Jeanot’s main responsibility was to stay out of the way, for in the week before Maman actually began painting, life in the apartment assumed a fevered pace. The easel was installed in a vacant maid’s room on the top floor, and a gypsy was hired to clamber across the roof and clean the skylight with soap and ammonia. When the man claimed to have hurt himself working at such heights, Maman called the concierge, Kharkov, who professed a deep hatred and distrust for all Romani. Kharkov and the cleaner argued in the courtyard, their voices echoing off the walls with increasing velocity. Jeanot watched with some interest as they traded insults, then slaps to the face that made cracking sounds. Eventually, the gypsy dropped his hands and left the courtyard with one last over-the-shoulder curse. Maman paid Kharkov a few Francs for the service. The Russian, his cheeks glowing bright red, considered the payment unnecessary and the day well begun. He liked, he said, hitting gypsies early in the morning.

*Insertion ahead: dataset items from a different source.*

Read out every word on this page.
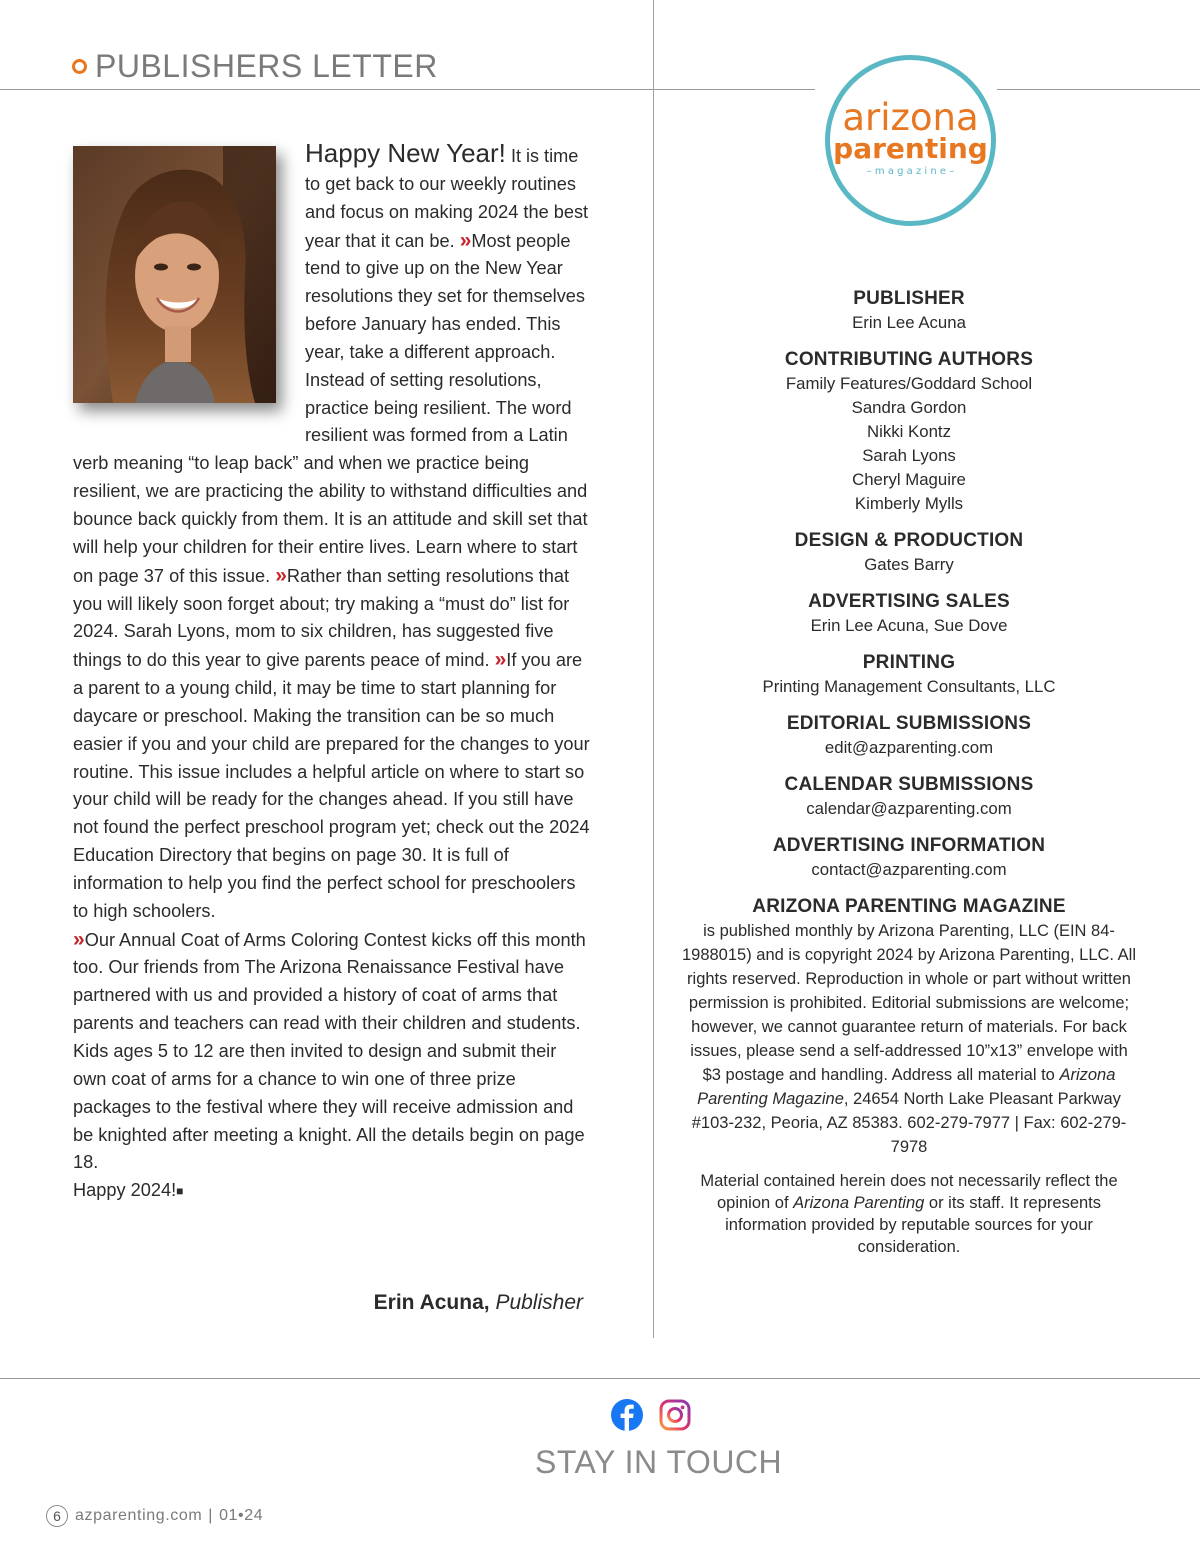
PUBLISHERS LETTER
Happy New Year! It is time to get back to our weekly routines and focus on making 2024 the best year that it can be. »Most people tend to give up on the New Year resolutions they set for themselves before January has ended. This year, take a different approach. Instead of setting resolutions, practice being resilient. The word resilient was formed from a Latin verb meaning “to leap back” and when we practice being resilient, we are practicing the ability to withstand difficulties and bounce back quickly from them. It is an attitude and skill set that will help your children for their entire lives. Learn where to start on page 37 of this issue. »Rather than setting resolutions that you will likely soon forget about; try making a “must do” list for 2024. Sarah Lyons, mom to six children, has suggested five things to do this year to give parents peace of mind. »If you are a parent to a young child, it may be time to start planning for daycare or preschool. Making the transition can be so much easier if you and your child are prepared for the changes to your routine. This issue includes a helpful article on where to start so your child will be ready for the changes ahead. If you still have not found the perfect preschool program yet; check out the 2024 Education Directory that begins on page 30. It is full of information to help you find the perfect school for preschoolers to high schoolers.
»Our Annual Coat of Arms Coloring Contest kicks off this month too. Our friends from The Arizona Renaissance Festival have partnered with us and provided a history of coat of arms that parents and teachers can read with their children and students. Kids ages 5 to 12 are then invited to design and submit their own coat of arms for a chance to win one of three prize packages to the festival where they will receive admission and be knighted after meeting a knight. All the details begin on page 18.
Happy 2024!■
Erin Acuna, Publisher
arizona
parenting
– m a g a z i n e –
PUBLISHER
Erin Lee Acuna
CONTRIBUTING AUTHORS
Family Features/Goddard School
Sandra Gordon
Nikki Kontz
Sarah Lyons
Cheryl Maguire
Kimberly Mylls
DESIGN & PRODUCTION
Gates Barry
ADVERTISING SALES
Erin Lee Acuna, Sue Dove
PRINTING
Printing Management Consultants, LLC
EDITORIAL SUBMISSIONS
edit@azparenting.com
CALENDAR SUBMISSIONS
calendar@azparenting.com
ADVERTISING INFORMATION
contact@azparenting.com
ARIZONA PARENTING MAGAZINE
is published monthly by Arizona Parenting, LLC (EIN 84-1988015) and is copyright 2024 by Arizona Parenting, LLC. All rights reserved. Reproduction in whole or part without written permission is prohibited. Editorial submissions are welcome; however, we cannot guarantee return of materials. For back issues, please send a self-addressed 10”x13” envelope with $3 postage and handling. Address all material to Arizona Parenting Magazine, 24654 North Lake Pleasant Parkway #103-232, Peoria, AZ 85383. 602-279-7977 | Fax: 602-279-7978
Material contained herein does not necessarily reflect the opinion of Arizona Parenting or its staff. It represents information provided by reputable sources for your consideration.
STAY IN TOUCH
6 azparenting.com | 01•24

When all was in place for her to begin painting, Maman brought from her bedroom armoire a tiny matador’s suit of light she had purchased years before in Spain. It fit Jeanot well after minor alterations, and the boy became her model for several canvases.
He liked the costume; the cape that swirled, the odd sideways hat held on by a chinstrap, the small brass-handled metal sword with a dull blade and a sharp tip. He tried parries and thrusts, parading in front of Trudy’s door. She was impressed, he could tell. She touched his shoulder, stroked the sequins enviously. She wanted to try the jacket on but he wouldn’t let her. These were men clothes that should never adorn a woman’s frail figure. Trudy pouted, cried, stomped her foot, and called for her mother who didn’t come. Then she tried bribery. She pulled up her skirt and showed him her panties.